С переходом от гогенцоллерновского духа к кобурго-английским[132] понятиям было потеряно нечто невесомое, но трудно возместимое. Вильгельм I, быть может, выходя за пределы целесообразности, защищал и покрывал своих слуг также и в случае несчастья или неудачи. Вследствие этого у него были слуги, привязанные к нему и старавшиеся быть ему полезными даже в ущерб себе. Его теплая, сердечная благожелательность к другим становилась вообще непоколебимой, если к ней присоединялась благодарность за оказанные услуги. Он всегда был далек от мысли считать собственную волю единственной линией поведения и безразлично относиться к оскорблению чужих чувств. Его обращение с подчиненными всегда оставалось благосклонным обращением высокой особы, и этим смягчались размолвки, происходившие на деловой почве. Доходившие до его слуха наветы и клевета парализовались благородной прямотой его характера; карьеристы, единственная заслуга которых заключается в бесстыдной лести, не имели у Вильгельма I шансов на успех. Он не поддавался закулисным влияниям, и его нельзя было натравливать против его слуг даже в тех случаях, если это исходило от самых близких к нему высокопоставленных особ; а если он вступал в обсуждение такого рода сообщений, то делал это в открытой беседе с человеком, за спиной которого предполагалось воздействовать [на короля] путем этих сообщений. Когда он был другого мнения, чем я, то открыто высказывал мне это, обсуждая со мною вопрос, и если мне не удавалось убедить его, то я, когда это было возможно, подчинялся, а если это оказывалось невозможным, то откладывал дело или окончательно отказывался от него. Мои друзья искренне, а мои противники тенденциозно преувеличивали мою независимость в руководстве политикой: в тех случаях, когда король оказывал длительное и основанное на его личном убеждении сопротивление моим желаниям, я отказывался от них, не доводя до конфликта. Я довольствовался достижимым, и до strike [забастовки] с моей стороны доходило только в тех случаях, когда было задето мое личное чувство чести, как это имело место со стороны императрицы в вопросе «Reichsglocke», или в истории с Узедомом[133], в результате масонских влияний. Я не был ни царедворцем, ни масоном.

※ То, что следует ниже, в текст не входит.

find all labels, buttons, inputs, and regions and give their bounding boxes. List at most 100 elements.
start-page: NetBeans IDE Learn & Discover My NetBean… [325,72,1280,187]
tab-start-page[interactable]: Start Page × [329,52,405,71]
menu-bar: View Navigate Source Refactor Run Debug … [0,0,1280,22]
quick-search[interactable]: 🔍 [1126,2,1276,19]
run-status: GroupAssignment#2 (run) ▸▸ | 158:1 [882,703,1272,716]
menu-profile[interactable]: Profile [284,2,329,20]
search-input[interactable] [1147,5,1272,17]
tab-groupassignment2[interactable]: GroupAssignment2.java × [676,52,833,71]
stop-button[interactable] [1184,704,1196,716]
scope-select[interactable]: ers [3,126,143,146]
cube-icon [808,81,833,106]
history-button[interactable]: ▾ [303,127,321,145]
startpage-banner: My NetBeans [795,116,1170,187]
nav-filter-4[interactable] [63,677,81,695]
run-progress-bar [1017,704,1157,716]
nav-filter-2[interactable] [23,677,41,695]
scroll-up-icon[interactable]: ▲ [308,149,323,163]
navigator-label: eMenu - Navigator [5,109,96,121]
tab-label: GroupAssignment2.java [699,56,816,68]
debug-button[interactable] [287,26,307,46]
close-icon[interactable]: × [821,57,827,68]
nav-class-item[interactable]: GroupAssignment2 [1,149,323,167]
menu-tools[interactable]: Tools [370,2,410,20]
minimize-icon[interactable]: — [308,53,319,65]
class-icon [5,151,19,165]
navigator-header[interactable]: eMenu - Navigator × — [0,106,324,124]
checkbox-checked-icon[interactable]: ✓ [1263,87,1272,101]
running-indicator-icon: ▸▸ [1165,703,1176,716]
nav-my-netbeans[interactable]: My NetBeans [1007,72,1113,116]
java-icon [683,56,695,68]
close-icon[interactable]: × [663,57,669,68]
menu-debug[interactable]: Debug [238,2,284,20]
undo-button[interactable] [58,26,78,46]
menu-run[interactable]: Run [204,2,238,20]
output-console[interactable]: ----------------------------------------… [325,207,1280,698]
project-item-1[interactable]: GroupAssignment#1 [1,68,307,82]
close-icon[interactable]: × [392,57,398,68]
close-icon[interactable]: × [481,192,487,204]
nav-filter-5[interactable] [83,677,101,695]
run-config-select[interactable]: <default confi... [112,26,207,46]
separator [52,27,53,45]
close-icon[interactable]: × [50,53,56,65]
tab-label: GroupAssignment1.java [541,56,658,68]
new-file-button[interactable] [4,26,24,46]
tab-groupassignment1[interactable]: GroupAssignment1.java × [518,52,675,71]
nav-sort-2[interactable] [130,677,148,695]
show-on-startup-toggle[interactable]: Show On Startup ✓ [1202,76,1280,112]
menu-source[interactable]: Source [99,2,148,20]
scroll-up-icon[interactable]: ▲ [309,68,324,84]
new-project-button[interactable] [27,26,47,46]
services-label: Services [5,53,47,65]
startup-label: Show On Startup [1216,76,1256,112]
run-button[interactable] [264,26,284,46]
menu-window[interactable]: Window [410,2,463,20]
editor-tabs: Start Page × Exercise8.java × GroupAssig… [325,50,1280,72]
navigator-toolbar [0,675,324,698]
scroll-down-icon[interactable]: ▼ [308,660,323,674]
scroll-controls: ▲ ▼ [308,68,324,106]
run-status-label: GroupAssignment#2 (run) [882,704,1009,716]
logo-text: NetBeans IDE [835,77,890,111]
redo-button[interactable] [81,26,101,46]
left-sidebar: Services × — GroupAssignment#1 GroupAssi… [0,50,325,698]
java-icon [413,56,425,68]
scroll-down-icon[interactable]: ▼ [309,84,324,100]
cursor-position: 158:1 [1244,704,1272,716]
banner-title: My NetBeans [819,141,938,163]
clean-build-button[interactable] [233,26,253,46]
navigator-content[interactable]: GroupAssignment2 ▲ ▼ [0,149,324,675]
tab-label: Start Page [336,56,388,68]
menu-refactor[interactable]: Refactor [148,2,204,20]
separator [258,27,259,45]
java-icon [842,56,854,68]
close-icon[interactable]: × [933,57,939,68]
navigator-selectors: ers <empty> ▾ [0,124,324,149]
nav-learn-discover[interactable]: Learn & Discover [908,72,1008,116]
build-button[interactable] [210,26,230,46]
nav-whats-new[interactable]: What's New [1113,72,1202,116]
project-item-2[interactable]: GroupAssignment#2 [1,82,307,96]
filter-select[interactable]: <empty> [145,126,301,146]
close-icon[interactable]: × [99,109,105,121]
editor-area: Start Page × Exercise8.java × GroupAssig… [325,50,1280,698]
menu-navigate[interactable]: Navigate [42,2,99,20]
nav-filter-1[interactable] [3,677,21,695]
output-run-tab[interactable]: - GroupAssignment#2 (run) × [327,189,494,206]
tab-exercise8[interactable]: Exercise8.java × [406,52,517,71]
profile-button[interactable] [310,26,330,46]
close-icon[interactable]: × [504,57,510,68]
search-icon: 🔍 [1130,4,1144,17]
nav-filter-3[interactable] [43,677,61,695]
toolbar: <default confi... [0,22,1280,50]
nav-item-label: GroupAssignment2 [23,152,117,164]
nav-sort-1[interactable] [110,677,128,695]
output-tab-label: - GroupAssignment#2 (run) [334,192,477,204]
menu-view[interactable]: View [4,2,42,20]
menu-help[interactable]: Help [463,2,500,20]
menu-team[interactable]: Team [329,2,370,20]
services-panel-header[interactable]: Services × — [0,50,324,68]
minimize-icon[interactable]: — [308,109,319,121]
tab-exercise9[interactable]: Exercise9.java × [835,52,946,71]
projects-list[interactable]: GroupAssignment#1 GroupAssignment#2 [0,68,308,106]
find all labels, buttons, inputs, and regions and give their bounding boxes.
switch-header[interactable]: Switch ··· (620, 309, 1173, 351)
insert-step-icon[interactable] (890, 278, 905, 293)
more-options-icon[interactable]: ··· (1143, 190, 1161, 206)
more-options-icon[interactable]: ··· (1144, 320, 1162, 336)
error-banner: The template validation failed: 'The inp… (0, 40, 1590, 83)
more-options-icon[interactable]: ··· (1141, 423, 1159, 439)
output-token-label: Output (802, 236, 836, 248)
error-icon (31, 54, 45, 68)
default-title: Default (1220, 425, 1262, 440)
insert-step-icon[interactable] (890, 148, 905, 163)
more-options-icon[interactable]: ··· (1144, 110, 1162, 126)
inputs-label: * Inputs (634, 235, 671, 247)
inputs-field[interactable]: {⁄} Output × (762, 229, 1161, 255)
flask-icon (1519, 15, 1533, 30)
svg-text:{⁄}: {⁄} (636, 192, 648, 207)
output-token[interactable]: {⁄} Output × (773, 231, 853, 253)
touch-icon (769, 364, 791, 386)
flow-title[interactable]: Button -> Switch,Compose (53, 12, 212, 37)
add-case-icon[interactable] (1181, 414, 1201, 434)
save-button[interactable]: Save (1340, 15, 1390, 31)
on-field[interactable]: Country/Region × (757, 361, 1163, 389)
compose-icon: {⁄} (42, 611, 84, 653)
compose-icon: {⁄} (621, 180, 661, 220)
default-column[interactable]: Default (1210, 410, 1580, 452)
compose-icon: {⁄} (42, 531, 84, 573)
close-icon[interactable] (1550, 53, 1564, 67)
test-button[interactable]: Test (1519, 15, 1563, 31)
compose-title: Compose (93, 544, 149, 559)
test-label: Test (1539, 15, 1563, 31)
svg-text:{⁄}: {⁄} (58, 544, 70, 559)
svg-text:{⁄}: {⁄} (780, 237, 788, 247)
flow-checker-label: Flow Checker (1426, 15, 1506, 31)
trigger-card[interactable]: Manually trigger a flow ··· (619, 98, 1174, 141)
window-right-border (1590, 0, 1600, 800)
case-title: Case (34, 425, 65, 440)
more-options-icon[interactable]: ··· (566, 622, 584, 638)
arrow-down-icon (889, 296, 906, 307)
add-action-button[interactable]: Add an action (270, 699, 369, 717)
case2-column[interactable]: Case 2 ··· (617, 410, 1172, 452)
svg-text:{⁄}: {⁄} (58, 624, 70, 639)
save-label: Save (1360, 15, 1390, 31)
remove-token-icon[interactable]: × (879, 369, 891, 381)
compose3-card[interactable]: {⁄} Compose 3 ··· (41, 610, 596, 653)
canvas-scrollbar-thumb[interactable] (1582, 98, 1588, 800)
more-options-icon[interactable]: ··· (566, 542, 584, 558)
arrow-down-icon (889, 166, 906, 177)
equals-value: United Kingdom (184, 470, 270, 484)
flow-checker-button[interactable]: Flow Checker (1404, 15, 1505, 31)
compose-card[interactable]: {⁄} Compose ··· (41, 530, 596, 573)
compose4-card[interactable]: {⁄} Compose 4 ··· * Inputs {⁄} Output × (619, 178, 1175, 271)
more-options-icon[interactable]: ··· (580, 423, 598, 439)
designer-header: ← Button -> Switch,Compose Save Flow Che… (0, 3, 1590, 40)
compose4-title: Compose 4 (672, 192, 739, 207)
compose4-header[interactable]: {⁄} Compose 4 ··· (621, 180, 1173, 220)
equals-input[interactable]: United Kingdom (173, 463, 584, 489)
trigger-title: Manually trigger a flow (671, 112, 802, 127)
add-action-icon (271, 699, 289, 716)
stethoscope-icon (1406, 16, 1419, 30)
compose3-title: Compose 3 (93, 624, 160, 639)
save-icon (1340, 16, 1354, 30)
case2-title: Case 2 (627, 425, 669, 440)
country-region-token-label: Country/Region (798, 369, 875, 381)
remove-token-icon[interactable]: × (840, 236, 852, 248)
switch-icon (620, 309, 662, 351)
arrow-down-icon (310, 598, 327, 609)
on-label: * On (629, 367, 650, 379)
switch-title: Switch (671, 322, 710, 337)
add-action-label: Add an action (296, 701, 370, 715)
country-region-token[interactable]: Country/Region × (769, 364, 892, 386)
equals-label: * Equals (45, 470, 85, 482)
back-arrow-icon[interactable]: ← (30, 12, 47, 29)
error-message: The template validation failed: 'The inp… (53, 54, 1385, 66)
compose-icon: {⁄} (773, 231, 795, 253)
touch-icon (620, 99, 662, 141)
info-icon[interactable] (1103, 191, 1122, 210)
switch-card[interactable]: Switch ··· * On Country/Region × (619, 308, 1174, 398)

Император [Вильгельм II] обнаруживает стремление посредством уступок своим врагам сделать излишней поддержку своих друзей. Его дед также пытался при вступлении в регентство добиться всеобщего удовлетворения своих подданных, не теряя их повиновения и не подвергая таким образом угрозе безопасность государства; но после четырехлетнего опыта[134] он понял ошибки своих советников и своей супруги, полагавших, что посредством либеральных уступок противники монархии превратятся в ее друзей и опору. Поэтому в 1862 г. он склонялся скорее к отречению, чем к дальнейшим уступкам парламентскому либерализму, и, опираясь на скрытые, но в конечном счете более сильные, преданные элементы, вступил в борьбу.
Одушевляемый христианской, но в делах этого мира не всегда успешной, тенденцией к примирению, император [Вильгельм II] начал со своего злейшего врага, с социал-демократии. Эта первая ошибка, которая проявилась уже раньше в отношении к забастовкам 1889 г., привела к повышенным претензиям социалистов и новому недовольству монарха, когда выяснилось, что при новом режиме, как и при старом, наилучшие намерения монарха не властны изменить природу вещей и природу человеческую. У императора не было опыта в области человеческих страстей и вожделений, а то обстоятельство, что он потерял прежнее доверие к суждениям и опыту других, было результатом интриг, которые укрепили его в недооценке трудности управления. Эти интриги исходили не только от непрошенных советников вроде Гинцпетера, Берлепша, Гейдена, Дугласа и других беззастенчивых льстецов, но и от карьеристски настроенных генералов и адъютантов и от моих коллег, в помощи которых я нуждался, как, например, Беттихера, у которого, в качестве министра, не было никакой другой функции, кроме оказания мне помощи; даже некоторые из моих советников, подобно президенту фон Берлепшу, охотно и тайно отдавали себя в распоряжение императора, когда последний обращался к ним с вопросами, обходя их начальников. Быть может, по отношению к социал-демократии его постигнет такое же разочарование, как его деда в 1862 г. в отношении прогрессистской партии.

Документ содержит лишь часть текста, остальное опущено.